His presence is also felt during our education programs. Hannibal the turkey vulture spreads his wings to their full glory and lifts his
head in pride, a display trained and gently encouraged by Morrie  over many years. Children seeing this giant bird with the regal pose
suddenly recognize its true beauty, instilling a desire to protect and preserve the creatures of this planet, even the ones once thought as unattractive.

Liberty the European starling sits in Red Creek’s greeting area repeating phrases in a deep robotic voice. “Hi, I’m a Starling. My name’s Liberty, Welcome to Red Creek, Make a donation, I’m an invasive species, Feed me a fly.” The voice is Morrie’s, who spent many weeks and hours working with Liberty. His repertoire entertains and delights and elicits the occasional donation. But his most important impact is on a child who is tearfully reluctant to surrender a foundling baby animal. Suddenly that child is enchanted and comforted to leave their precious creature at the special place where even the birds talk to you.

Because technology will fail and animals will grow old, these are the
fleeting footprints that for a time bring a sad smile to those who dearly loved him. These fading footprints will also ease the way to the next era for Red Creek, an era filled with the more permanent engravings left behind.

Red Creek itself, its organization and missions, first began as a part-time animal rescue with no vision of the future except to help the next animal that came through the door. Morrie was the driving force to professionalize the rescue, and we worked together to develop and create Red Creek Wildlife Center, Inc. an organization that had the potential to grow into something lasting and valuable. That organization thrives today and reaches well beyond our original mission of rescuing wildlife.
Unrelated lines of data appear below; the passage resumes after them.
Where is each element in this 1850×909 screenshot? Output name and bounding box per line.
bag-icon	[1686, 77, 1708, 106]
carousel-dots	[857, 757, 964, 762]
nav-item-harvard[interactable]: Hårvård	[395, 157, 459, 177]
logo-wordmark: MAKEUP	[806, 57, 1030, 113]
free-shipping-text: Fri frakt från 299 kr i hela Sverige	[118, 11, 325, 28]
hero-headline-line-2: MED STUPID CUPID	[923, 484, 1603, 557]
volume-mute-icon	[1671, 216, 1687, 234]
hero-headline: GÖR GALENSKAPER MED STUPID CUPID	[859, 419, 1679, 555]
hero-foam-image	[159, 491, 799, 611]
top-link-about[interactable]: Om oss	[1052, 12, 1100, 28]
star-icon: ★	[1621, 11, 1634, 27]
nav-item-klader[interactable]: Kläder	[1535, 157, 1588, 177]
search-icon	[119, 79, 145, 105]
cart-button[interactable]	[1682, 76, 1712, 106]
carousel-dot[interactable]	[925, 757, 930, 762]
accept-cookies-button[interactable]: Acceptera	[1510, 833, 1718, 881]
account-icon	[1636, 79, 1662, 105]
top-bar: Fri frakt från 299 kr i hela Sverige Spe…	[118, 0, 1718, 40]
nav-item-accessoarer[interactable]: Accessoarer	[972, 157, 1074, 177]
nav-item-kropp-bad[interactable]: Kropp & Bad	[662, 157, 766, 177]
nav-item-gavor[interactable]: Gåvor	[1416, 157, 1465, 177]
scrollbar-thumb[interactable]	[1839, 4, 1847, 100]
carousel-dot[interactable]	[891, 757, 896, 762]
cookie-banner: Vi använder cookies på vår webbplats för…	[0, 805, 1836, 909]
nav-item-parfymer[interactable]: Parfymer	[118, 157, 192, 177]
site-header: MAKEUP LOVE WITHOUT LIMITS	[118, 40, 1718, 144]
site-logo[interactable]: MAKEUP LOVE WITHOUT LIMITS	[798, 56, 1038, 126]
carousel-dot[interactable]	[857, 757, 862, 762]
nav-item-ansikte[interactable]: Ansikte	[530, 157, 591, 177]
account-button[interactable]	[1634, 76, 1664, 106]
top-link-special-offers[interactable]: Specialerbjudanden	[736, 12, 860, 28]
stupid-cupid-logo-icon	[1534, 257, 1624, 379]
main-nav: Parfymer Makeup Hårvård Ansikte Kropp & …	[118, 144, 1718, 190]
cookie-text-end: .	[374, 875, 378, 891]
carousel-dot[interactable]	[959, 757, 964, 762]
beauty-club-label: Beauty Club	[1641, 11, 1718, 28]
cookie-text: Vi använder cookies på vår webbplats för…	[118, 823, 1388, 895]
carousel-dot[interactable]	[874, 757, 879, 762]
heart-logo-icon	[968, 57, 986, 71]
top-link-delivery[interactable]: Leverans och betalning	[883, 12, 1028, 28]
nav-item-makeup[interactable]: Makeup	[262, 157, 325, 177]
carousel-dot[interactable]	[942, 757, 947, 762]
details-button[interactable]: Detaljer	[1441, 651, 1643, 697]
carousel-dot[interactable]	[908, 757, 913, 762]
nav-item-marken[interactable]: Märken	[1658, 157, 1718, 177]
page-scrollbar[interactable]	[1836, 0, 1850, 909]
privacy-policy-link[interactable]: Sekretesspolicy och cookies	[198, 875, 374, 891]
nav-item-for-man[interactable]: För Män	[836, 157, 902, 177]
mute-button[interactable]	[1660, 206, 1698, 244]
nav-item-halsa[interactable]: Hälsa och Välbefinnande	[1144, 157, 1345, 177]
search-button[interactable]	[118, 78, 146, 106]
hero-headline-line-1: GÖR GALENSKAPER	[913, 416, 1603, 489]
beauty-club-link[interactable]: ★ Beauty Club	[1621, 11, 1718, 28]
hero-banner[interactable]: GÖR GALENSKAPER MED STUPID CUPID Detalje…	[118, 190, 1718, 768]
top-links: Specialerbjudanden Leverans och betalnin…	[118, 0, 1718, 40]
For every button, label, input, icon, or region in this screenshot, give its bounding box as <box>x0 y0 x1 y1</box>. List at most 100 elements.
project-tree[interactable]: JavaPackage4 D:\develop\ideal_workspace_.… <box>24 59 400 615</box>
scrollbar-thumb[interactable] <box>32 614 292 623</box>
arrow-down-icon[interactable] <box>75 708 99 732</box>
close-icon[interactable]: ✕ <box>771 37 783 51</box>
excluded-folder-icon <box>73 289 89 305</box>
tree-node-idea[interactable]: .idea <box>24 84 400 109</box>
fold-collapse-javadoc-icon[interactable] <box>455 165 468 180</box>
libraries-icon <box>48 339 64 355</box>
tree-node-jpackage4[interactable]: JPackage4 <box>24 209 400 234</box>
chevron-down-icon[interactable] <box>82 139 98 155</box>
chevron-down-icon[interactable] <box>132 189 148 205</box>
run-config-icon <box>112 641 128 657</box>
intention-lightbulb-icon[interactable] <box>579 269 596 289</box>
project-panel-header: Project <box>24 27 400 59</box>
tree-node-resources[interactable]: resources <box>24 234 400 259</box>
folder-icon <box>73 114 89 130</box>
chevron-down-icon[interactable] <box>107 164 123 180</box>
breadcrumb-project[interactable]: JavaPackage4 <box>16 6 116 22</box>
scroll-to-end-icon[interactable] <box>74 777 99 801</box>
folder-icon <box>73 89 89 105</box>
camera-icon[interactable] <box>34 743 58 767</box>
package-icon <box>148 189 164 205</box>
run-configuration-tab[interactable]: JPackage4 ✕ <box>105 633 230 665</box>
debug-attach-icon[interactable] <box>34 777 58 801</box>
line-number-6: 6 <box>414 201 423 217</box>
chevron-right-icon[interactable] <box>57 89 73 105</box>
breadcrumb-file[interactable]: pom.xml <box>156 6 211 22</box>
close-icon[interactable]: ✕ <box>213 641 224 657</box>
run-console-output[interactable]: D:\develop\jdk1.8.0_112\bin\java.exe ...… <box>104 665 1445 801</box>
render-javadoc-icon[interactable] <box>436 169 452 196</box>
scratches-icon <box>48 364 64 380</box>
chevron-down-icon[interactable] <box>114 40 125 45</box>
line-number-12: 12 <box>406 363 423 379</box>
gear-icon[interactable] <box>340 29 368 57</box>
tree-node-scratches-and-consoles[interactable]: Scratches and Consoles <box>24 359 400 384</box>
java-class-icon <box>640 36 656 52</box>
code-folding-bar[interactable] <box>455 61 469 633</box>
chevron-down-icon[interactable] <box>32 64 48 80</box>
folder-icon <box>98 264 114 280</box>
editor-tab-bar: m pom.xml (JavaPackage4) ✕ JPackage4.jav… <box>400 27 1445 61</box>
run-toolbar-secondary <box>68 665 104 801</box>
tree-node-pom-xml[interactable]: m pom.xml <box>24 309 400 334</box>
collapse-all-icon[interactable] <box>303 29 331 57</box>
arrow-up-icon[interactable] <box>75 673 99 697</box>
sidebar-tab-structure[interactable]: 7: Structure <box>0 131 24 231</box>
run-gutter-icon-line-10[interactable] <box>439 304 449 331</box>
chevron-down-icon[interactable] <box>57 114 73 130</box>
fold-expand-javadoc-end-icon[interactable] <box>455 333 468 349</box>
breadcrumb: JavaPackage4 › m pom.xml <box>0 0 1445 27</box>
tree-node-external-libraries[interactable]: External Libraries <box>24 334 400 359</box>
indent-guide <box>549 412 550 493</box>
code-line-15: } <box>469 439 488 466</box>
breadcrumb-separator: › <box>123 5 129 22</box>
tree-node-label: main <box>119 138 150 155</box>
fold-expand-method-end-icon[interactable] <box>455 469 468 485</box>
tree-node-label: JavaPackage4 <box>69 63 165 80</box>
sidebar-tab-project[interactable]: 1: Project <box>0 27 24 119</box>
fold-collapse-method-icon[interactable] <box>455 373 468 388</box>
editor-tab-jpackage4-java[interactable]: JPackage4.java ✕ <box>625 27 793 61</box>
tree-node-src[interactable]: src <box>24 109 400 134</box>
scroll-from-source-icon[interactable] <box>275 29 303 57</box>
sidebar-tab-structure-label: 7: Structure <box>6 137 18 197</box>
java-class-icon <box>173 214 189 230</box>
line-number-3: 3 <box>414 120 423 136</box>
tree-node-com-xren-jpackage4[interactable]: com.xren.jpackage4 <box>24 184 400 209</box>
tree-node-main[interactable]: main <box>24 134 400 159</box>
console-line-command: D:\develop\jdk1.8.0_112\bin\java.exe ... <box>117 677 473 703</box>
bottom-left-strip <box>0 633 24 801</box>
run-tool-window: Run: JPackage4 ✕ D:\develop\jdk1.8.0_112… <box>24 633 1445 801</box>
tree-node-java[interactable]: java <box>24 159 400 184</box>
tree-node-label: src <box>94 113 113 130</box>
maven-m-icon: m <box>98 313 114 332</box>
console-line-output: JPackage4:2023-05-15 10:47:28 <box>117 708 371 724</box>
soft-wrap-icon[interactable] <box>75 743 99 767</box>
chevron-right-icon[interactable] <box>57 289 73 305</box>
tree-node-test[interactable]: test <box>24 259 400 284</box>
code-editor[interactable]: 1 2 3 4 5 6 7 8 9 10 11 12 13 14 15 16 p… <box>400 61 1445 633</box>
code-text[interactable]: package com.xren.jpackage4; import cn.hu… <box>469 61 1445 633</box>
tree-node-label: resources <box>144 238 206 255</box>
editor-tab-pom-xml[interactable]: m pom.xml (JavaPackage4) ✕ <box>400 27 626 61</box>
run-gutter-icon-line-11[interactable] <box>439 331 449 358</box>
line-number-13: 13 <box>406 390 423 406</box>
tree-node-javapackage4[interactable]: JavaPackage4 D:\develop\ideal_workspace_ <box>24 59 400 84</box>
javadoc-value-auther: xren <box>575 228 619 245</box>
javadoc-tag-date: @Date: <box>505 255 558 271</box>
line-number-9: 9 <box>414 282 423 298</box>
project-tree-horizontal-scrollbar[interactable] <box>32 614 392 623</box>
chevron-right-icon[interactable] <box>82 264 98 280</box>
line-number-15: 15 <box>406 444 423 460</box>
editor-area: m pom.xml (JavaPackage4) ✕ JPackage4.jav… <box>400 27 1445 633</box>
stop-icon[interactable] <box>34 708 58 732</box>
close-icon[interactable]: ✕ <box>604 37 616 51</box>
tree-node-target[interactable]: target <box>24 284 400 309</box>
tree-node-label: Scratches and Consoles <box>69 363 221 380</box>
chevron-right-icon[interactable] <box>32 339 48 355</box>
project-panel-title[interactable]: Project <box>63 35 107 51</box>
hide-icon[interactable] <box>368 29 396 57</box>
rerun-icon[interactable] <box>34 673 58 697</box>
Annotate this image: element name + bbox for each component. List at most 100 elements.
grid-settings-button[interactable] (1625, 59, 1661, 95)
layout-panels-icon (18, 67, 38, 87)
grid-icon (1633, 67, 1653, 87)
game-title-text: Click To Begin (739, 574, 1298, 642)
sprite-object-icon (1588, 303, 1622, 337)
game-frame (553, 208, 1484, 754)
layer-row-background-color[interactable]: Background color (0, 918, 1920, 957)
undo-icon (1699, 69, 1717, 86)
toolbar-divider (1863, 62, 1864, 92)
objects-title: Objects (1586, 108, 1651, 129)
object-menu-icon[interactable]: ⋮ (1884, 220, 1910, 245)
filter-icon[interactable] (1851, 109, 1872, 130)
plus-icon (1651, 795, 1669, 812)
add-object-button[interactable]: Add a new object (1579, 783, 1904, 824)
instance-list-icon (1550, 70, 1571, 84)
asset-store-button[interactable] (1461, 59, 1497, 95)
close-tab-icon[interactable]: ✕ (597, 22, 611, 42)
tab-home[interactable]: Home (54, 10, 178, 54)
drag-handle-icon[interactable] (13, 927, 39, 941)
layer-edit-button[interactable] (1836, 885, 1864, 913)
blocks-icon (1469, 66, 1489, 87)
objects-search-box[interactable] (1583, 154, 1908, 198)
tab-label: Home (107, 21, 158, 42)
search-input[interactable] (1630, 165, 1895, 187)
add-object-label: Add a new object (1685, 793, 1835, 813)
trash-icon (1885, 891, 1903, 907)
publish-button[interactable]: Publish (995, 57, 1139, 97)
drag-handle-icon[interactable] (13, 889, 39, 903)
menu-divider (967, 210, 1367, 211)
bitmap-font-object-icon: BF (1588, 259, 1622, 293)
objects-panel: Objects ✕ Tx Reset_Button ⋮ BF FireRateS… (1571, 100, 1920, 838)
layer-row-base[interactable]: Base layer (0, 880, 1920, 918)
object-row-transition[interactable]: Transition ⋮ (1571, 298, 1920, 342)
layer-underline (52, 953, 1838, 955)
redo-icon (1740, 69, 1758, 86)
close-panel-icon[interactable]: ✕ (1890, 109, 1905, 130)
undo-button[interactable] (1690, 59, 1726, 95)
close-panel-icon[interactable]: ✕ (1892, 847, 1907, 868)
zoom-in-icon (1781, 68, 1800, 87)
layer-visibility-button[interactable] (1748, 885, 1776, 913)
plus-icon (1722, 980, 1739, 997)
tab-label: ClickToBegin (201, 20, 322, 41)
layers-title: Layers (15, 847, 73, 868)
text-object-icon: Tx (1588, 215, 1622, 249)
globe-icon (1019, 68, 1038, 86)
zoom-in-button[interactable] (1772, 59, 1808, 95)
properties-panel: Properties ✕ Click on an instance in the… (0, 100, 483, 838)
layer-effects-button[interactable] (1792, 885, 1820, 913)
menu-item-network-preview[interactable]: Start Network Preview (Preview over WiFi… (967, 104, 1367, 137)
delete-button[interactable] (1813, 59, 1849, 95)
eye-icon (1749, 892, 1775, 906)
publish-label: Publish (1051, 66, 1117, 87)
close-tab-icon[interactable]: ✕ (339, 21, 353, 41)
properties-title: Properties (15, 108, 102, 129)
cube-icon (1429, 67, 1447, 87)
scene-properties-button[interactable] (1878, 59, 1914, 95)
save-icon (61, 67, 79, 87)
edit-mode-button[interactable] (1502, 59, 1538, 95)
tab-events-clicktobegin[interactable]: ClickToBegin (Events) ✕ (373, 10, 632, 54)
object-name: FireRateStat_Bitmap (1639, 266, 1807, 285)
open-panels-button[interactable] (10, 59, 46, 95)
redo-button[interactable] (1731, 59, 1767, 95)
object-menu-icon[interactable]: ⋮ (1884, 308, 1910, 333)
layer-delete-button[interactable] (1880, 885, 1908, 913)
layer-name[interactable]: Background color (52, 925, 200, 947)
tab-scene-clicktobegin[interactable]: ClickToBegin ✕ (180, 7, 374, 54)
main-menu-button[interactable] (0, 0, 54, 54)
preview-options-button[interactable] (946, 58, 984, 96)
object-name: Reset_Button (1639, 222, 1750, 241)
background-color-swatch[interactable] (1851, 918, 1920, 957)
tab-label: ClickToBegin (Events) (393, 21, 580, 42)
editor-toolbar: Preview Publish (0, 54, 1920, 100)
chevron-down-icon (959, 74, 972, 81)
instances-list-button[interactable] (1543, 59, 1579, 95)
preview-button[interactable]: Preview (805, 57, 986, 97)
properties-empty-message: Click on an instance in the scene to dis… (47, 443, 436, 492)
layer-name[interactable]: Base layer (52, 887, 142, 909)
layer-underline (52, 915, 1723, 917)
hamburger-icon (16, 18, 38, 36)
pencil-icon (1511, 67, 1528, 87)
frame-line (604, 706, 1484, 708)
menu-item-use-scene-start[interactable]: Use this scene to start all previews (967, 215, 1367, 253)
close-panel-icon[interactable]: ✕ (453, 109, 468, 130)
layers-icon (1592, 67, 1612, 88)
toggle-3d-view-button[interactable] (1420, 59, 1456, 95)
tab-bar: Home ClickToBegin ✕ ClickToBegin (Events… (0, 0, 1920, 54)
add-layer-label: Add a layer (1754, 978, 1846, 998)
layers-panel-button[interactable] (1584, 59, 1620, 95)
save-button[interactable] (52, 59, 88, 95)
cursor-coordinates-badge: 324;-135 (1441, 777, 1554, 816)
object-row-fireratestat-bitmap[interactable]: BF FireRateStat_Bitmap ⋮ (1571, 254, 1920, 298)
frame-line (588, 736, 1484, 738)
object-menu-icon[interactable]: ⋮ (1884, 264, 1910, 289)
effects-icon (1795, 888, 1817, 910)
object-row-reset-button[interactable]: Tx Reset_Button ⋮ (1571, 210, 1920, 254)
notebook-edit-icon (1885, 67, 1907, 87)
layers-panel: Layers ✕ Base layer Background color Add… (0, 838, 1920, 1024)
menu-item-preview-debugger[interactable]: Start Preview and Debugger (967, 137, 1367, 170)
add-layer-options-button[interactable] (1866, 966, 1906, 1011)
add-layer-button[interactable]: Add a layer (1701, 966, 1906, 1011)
By training others to become wildlife rehabilitators, Red Creek is now helping countless numbers of wild animals that never grace our own doors.

And our hopes of carrying this work into the future are also being realized. Through the young people who work at Red Creek, young people who have made our mission their own and are preparing to  take the reins in hand, Red Creek promises to continue long after Morrie’s and my work is done. It is here that Morrie has left his most profound footprints — in the hearts of those who will come after us, footsteps laid by example – by living a life of compassion, passion and commitment to the broken wild creatures that suffer today and tomorrow, and find their way to Red Creek.

As the director of development Morrie helped the organization grow from a small, part-time animal rescue to the successful wildlife rehabilitation learning center it is today.

Often recognized holding Hannibal, the Turkey Vulture, Morrie was a frequent speaker at public wildlife programs, school assemblies and scouting groups where he taught about the virtues of all wildlife and their need of protection.

Morrie managed the Red Creek emergency hot line and counseled the public during emergencies 24 hours a day.

He helped developed the book Rescuing Wildlife, A Guide to Injured and Orphaned Animals and narrated many of the online classes for wildlife rehabilitators offered by Red Creek.